President Obama recently gave a speech at Georgetown University addressing global warming. He has recognized that limiting carbon emissions from power plants is an important step in reducing our contribution to the release of green house gases. One approach is the process where the Carbon Dioxide produced by burning fossil fuels such as coal is captured and stored, rather than released to the atmosphere.
 
If Carbon Capture and Storage (CCS) can be made to work, we could have our cake and eat it too.  That is, we could have the benefits of cheap energy without the negative consequences.   Basically CCS is a process of capturing the Carbon Dioxide waste stream from a power plant and then putting it somewhere other than the atmosphere.

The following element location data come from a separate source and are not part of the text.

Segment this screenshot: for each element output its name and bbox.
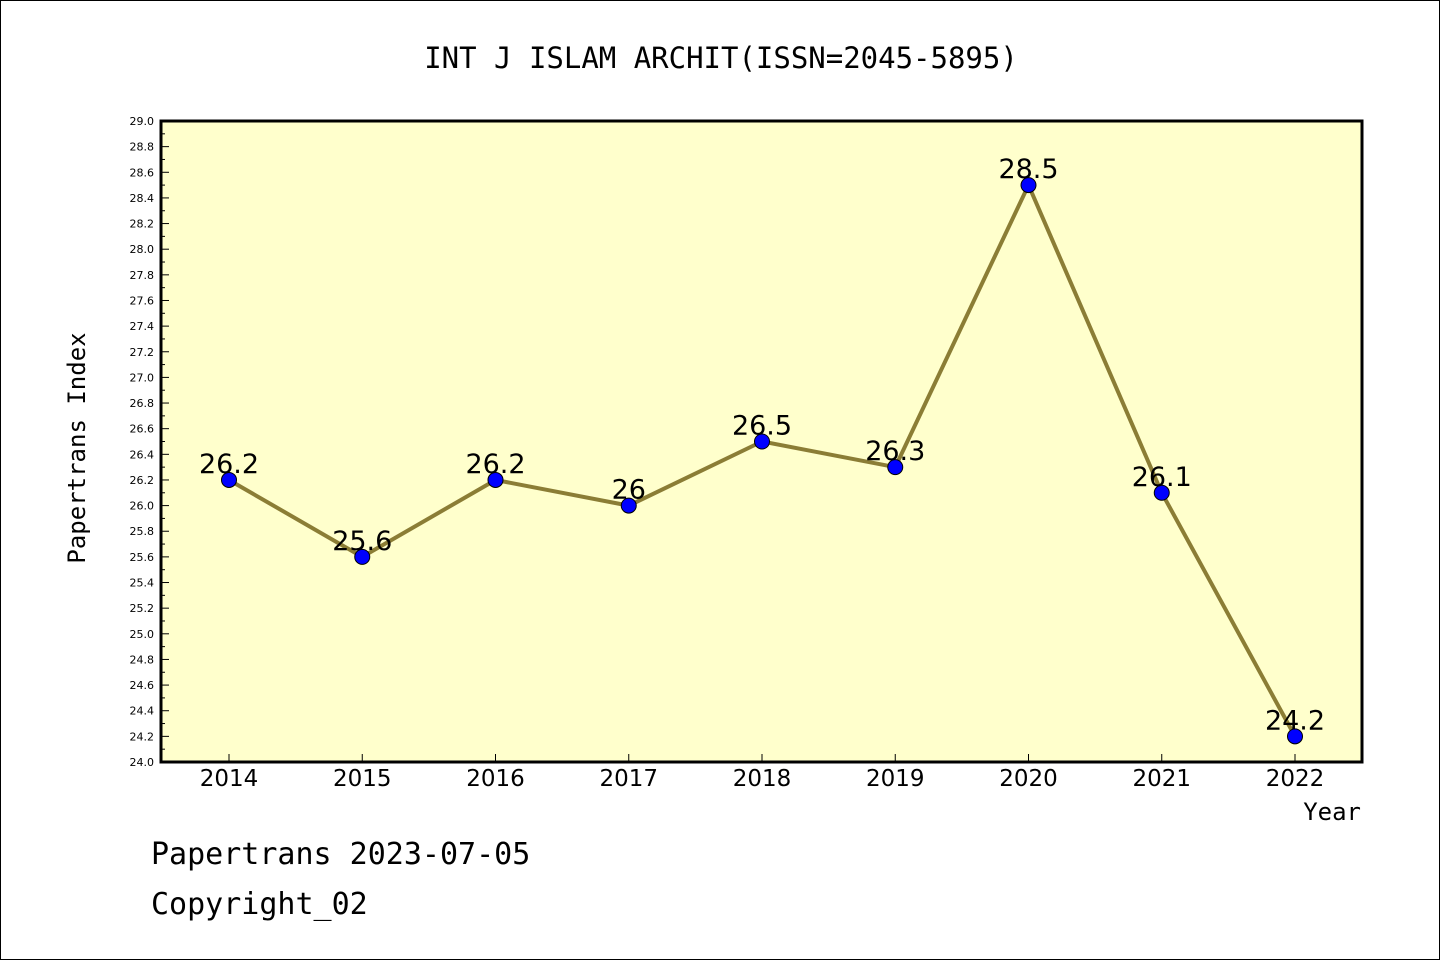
y-tick-label: 26.6 xyxy=(130,423,155,436)
x-tick-label: 2018 xyxy=(733,766,792,792)
y-tick-label: 24.4 xyxy=(130,705,155,718)
data-point-marker xyxy=(620,497,637,514)
x-axis-label: Year xyxy=(1303,798,1361,826)
x-tick-label: 2015 xyxy=(333,766,392,792)
data-label: 26.1 xyxy=(1132,462,1192,493)
y-tick-label: 29.0 xyxy=(130,115,155,128)
y-tick-label: 24.6 xyxy=(130,679,155,692)
footer-copyright-text: Copyright_02 xyxy=(151,887,368,922)
y-tick-label: 25.8 xyxy=(130,525,155,538)
y-tick-label: 25.0 xyxy=(130,628,155,641)
y-tick-label: 26.4 xyxy=(130,448,155,461)
data-label: 26.3 xyxy=(865,436,925,467)
x-tick-label: 2017 xyxy=(599,766,658,792)
data-label-group: 26.2 25.6 26.2 26 26.5 26.3 28.5 26.1 24.2 xyxy=(199,154,1325,736)
y-tick-label: 26.0 xyxy=(130,500,155,513)
x-axis: 2014 2015 2016 2017 2018 2019 2020 2021 2022 xyxy=(200,754,1325,792)
y-tick-label: 27.8 xyxy=(130,269,155,282)
y-tick-label: 28.4 xyxy=(130,192,155,205)
data-point-marker xyxy=(487,471,504,488)
data-point-marker xyxy=(1287,728,1303,745)
data-point-marker xyxy=(221,471,237,488)
data-point-marker xyxy=(354,548,371,565)
data-label: 25.6 xyxy=(332,526,392,557)
chart-title: INT J ISLAM ARCHIT(ISSN=2045-5895) xyxy=(424,41,1018,75)
x-tick-label: 2021 xyxy=(1132,766,1191,792)
y-tick-label: 28.6 xyxy=(130,166,155,179)
y-tick-label: 27.0 xyxy=(130,371,155,384)
data-label: 24.2 xyxy=(1265,705,1325,736)
y-tick-label: 27.6 xyxy=(130,294,155,307)
x-tick-label: 2020 xyxy=(999,766,1058,792)
y-tick-label: 25.2 xyxy=(130,602,155,615)
data-label: 26.5 xyxy=(732,411,792,442)
y-tick-label: 28.2 xyxy=(130,218,155,231)
y-tick-label: 26.8 xyxy=(130,397,155,410)
data-label: 28.5 xyxy=(998,154,1058,185)
series-line-group xyxy=(221,177,1303,745)
data-label: 26.2 xyxy=(465,449,525,480)
y-tick-label: 24.0 xyxy=(130,756,155,769)
y-tick-label: 26.2 xyxy=(130,474,155,487)
y-tick-label: 28.0 xyxy=(130,243,155,256)
y-axis: 24.0 24.2 24.4 24.6 24.8 25.0 25.2 25.4 25.6 25.8… xyxy=(130,115,169,769)
data-point-marker xyxy=(887,459,904,476)
y-tick-label: 28.8 xyxy=(130,141,155,154)
x-tick-label: 2014 xyxy=(200,766,259,792)
y-tick-label: 25.4 xyxy=(130,577,155,590)
y-tick-label: 27.2 xyxy=(130,346,155,359)
y-tick-label: 24.2 xyxy=(130,730,155,743)
data-label: 26 xyxy=(612,475,646,506)
y-tick-label: 27.4 xyxy=(130,320,155,333)
data-point-marker xyxy=(754,433,770,450)
x-tick-label: 2016 xyxy=(466,766,525,792)
y-tick-label: 24.8 xyxy=(130,653,155,666)
data-point-marker xyxy=(1153,484,1170,501)
x-tick-label: 2022 xyxy=(1266,766,1325,792)
y-tick-label: 25.6 xyxy=(130,551,155,564)
data-label: 26.2 xyxy=(199,449,259,480)
data-point-marker xyxy=(1020,177,1037,194)
y-axis-label: Papertrans Index xyxy=(63,332,91,563)
footer-date-text: Papertrans 2023-07-05 xyxy=(151,837,531,872)
x-tick-label: 2019 xyxy=(866,766,925,792)
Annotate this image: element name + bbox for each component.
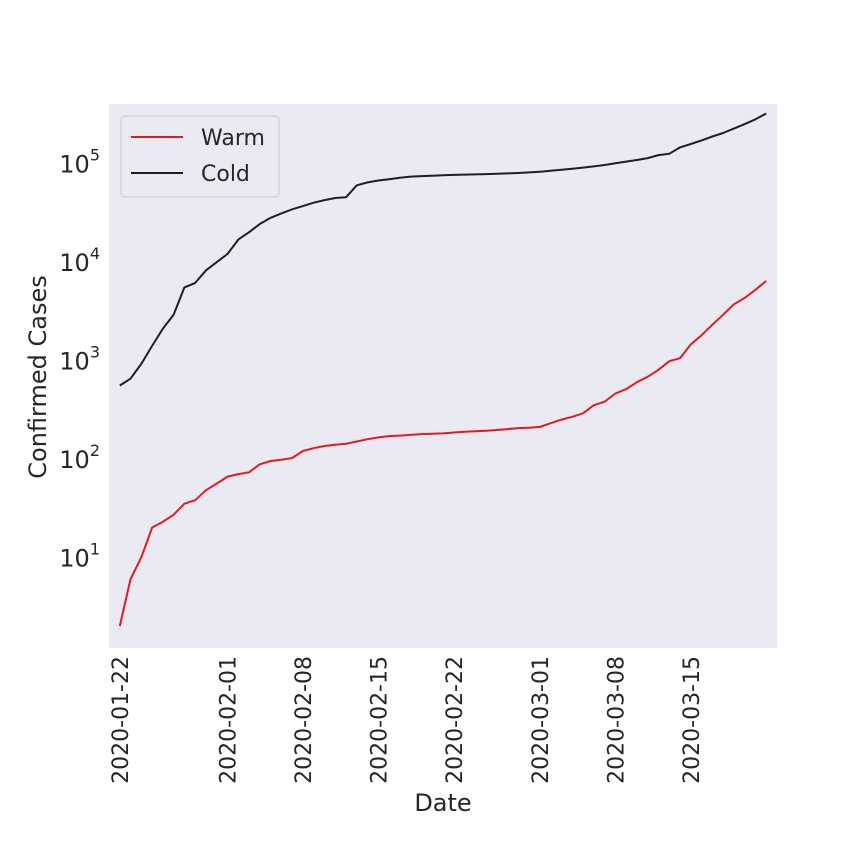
x-tick-label: 2020-03-01	[529, 656, 554, 784]
y-tick-label: 103	[59, 342, 100, 375]
x-axis-label: Date	[414, 789, 471, 817]
y-tick-label: 104	[59, 244, 100, 277]
y-axis-label: Confirmed Cases	[24, 275, 52, 478]
series-line-cold	[119, 112, 767, 387]
y-tick-label: 102	[59, 441, 100, 474]
x-tick-label: 2020-02-08	[292, 656, 317, 784]
x-tick-label: 2020-03-15	[680, 656, 705, 784]
series-line-warm	[118, 280, 767, 627]
legend-label-cold: Cold	[201, 162, 250, 187]
x-tick-label: 2020-03-08	[604, 656, 629, 784]
legend-label-warm: Warm	[201, 126, 265, 151]
x-tick-label: 2020-02-15	[367, 656, 392, 784]
y-tick-label: 101	[59, 539, 100, 572]
y-tick-label: 105	[59, 145, 100, 178]
x-tick-label: 2020-02-22	[443, 656, 468, 784]
x-tick-label: 2020-01-22	[109, 656, 134, 784]
y-tick-labels: 101 102 103 104 105	[59, 145, 100, 572]
x-tick-label: 2020-02-01	[217, 656, 242, 784]
legend: Warm Cold	[120, 115, 280, 198]
series-lines	[118, 112, 767, 627]
x-tick-labels: 2020-01-22 2020-02-01 2020-02-08 2020-02-15…	[109, 656, 705, 784]
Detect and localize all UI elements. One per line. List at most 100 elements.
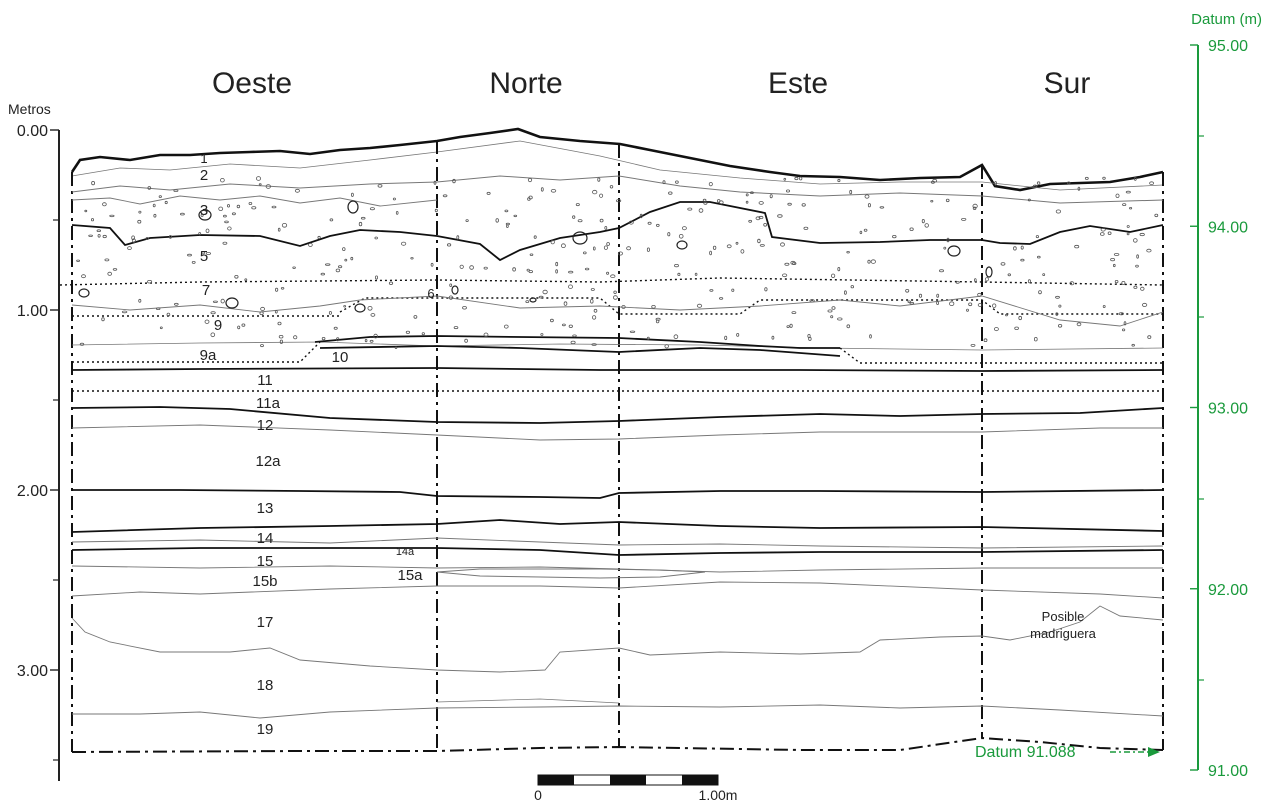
gravel-dot <box>234 274 239 279</box>
gravel-dot <box>96 229 101 233</box>
gravel-dot <box>592 189 598 195</box>
gravel-dot <box>1000 262 1006 266</box>
gravel-dot <box>1035 235 1040 239</box>
gravel-dot <box>317 235 321 240</box>
gravel-dot <box>265 184 271 189</box>
gravel-dot <box>709 289 714 292</box>
gravel-dot <box>495 218 499 223</box>
gravel-dot <box>1102 304 1106 308</box>
gravel-dot <box>970 343 976 347</box>
gravel-dot <box>757 238 761 244</box>
gravel-dot <box>321 336 326 341</box>
gravel-dot <box>505 222 510 226</box>
gravel-dot <box>1135 264 1139 268</box>
gravel-dot <box>187 253 192 257</box>
gravel-dot <box>369 207 375 211</box>
gravel-dot <box>377 184 383 188</box>
stone <box>947 245 961 257</box>
stone <box>985 266 993 278</box>
gravel-dot <box>726 244 732 249</box>
gravel-dot <box>109 214 115 218</box>
boundary-14-15 <box>71 547 1164 556</box>
gravel-dot <box>260 344 264 348</box>
gravel-dot <box>1058 304 1062 308</box>
gravel-dot <box>907 300 911 303</box>
gravel-dot <box>590 288 595 291</box>
gravel-dot <box>1154 213 1159 218</box>
gravel-dot <box>606 242 610 246</box>
gravel-dot <box>1133 285 1138 289</box>
gravel-dot <box>350 256 354 261</box>
gravel-dot <box>590 298 594 304</box>
gravel-dot <box>1020 245 1024 250</box>
right-axis-title: Datum (m) <box>1191 11 1262 28</box>
scale-bar: 0 1.00m <box>534 774 737 803</box>
left-axis-tick-label: 3.00 <box>17 663 48 680</box>
gravel-dot <box>231 212 236 216</box>
gravel-dot <box>794 176 799 181</box>
gravel-dot <box>983 338 988 343</box>
gravel-dot <box>421 332 425 336</box>
gravel-dot <box>1102 176 1106 180</box>
gravel-dot <box>448 295 453 300</box>
gravel-dot <box>562 323 566 327</box>
gravel-dot <box>413 315 418 319</box>
gravel-dot <box>780 242 785 247</box>
gravel-dot <box>1142 302 1148 307</box>
gravel-dot <box>781 273 788 278</box>
gravel-dot <box>678 234 684 239</box>
stone <box>347 200 359 214</box>
scale-bar-segment <box>538 775 574 785</box>
gravel-dot <box>388 281 394 285</box>
gravel-dot <box>646 336 650 340</box>
gravel-dot <box>955 281 960 284</box>
gravel-dot <box>1140 286 1145 291</box>
gravel-dot <box>294 188 300 193</box>
gravel-dot <box>555 261 559 267</box>
gravel-dot <box>442 194 448 198</box>
gravel-dot <box>977 303 983 307</box>
boundary-10-11 <box>71 367 1164 372</box>
gravel-dot <box>1114 279 1119 284</box>
left-axis-tick-label: 2.00 <box>17 483 48 500</box>
boundary-3-lower <box>71 195 438 207</box>
gravel-dot <box>210 311 216 315</box>
gravel-dot <box>617 251 623 256</box>
gravel-dot <box>1122 203 1127 207</box>
gravel-dot <box>97 234 101 238</box>
gravel-dot <box>159 326 163 330</box>
stone <box>451 285 459 295</box>
gravel-dot <box>394 346 398 350</box>
gravel-dot <box>410 257 414 260</box>
layer-label-l9a: 9a <box>200 347 217 364</box>
gravel-dot <box>308 242 313 247</box>
gravel-dot <box>892 235 897 239</box>
gravel-dot <box>597 177 601 182</box>
gravel-dot <box>1113 263 1116 268</box>
gravel-dot <box>84 209 88 213</box>
gravel-dot <box>837 266 841 272</box>
gravel-dot <box>1005 313 1008 317</box>
left-axis-tick-label: 0.00 <box>17 123 48 140</box>
gravel-dot <box>905 288 910 293</box>
gravel-dot <box>200 251 205 255</box>
wall-title-oeste: Oeste <box>212 67 292 100</box>
boundary-9-9a <box>71 341 1164 351</box>
gravel-dot <box>639 213 643 219</box>
gravel-dot <box>513 214 518 218</box>
gravel-dot <box>568 284 573 289</box>
gravel-dot <box>803 226 809 230</box>
gravel-dot <box>677 272 681 276</box>
gravel-dot <box>921 219 925 224</box>
gravel-dot <box>152 203 156 208</box>
gravel-dot <box>374 275 378 280</box>
gravel-dot <box>1076 322 1082 327</box>
left-axis-ticks: 0.00 1.00 2.00 3.00 <box>17 123 59 680</box>
gravel-dot <box>1149 181 1154 186</box>
gravel-dot <box>1036 181 1041 185</box>
gravel-dot <box>464 338 468 343</box>
gravel-dot <box>166 312 171 317</box>
stone <box>198 209 212 221</box>
gravel-dot <box>591 315 597 320</box>
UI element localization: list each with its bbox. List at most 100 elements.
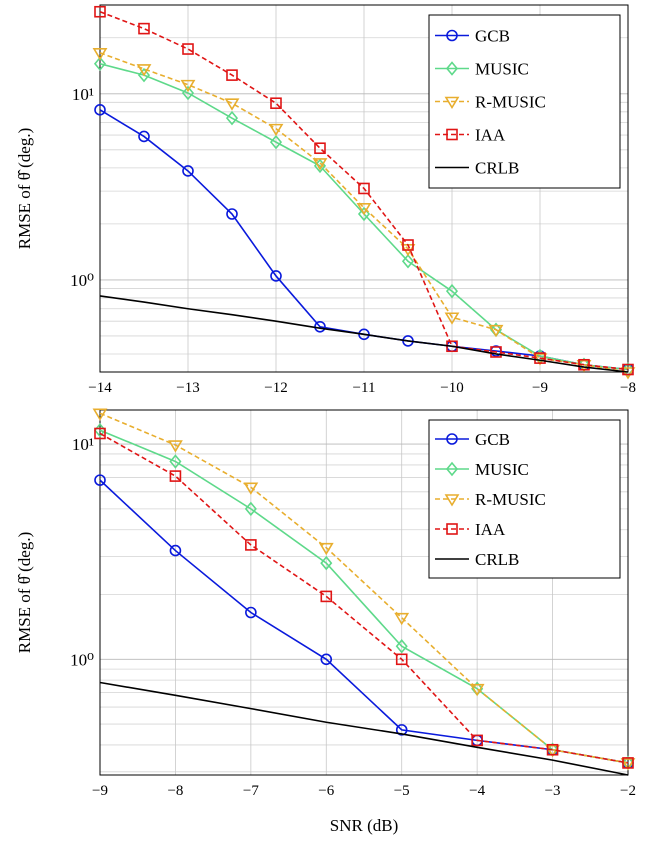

The problem is that it is neither cheap nor easy. CCS technology could double the construction and operating costs of a power plant.   A further limitation is the need for storage sites such as airtight underground caverns or the ocean depths, where the carbon dioxide would stay for a long, long time. Like forever.
 
The best site would be a geologic formation where subsurface rock naturally reacts with carbon dioxide via a process which chemically mineralizes it. These formations exist but are few and far between. We need enough storage space for about thirty billion tonnes of carbon dioxide for this year and even more in future years due to growth.
 
Without mineralization, storage becomes much more difficult. Carbon dioxide, a gas at normal pressure, would need to be pumped into storage wells and the wells then capped to prevent release.  At atmospheric pressure it would require over six thousand cubic miles of underground open space per year. This kind of space doesn’t realistically exist, hence pressurization is necessary to reduce the volume.   The higher the pressure the more difficult it will be to contain the stored gas. Any leakage will increase the cost both economically and energetically- all that capture, transportation, and pressurization uses energy.
 
Another storage site to consider is the ocean depths.  The advantage of ocean storage is that the conditions of the abyssal plain are high pressure and low temperature.  Under these conditions carbon dioxide exists as a liquid with a volume only a fraction of that as a gas.   Slowly, the dissolved carbon dioxide would react with seawater forming carbonic acid. We would slowly turn the oceans of the world into salty soda water.  Rather than just sounding silly, it’s actually deadly.  The acidity created by the higher carbonic acid concentration would essentially sterilize the oceans.
 
The only way to store the thirty billion tonnes of carbon dioxide produced every year seems to be by pumping it at high pressure into every hole in the ground that we can find, plugging the hole and then hoping that the cap doesn’t come off, forever.  But what if a storage site does burp?
 
Lake Nyos is a crater lake in Africa.  Local conditions cause the lake to be supersaturated with carbon dioxide.  A limnic eruption occurred in 1986 for causes not entirely clear.240px-Nyos_Lake This event caused the near instantaneous release of close to 2 million tonnes of carbon dioxide. This is just like the classic mentos and diet coke eruptions, except deadly. The heavier-than-air gas killed about 1700 people and all their livestock.  This area was thinly populated or the death toll would have been much higher.
 
Carbon capture and storage, in the last analysis, is expensive, uses a lot of energy, and is quite risky to all life in the area of the storage wells.  Additionally Carbon Dioxide is only about half of the problem associated with global warming. The only real solution is abandon the use of fossil fuels and get all our energy from wind, solar and geothermal.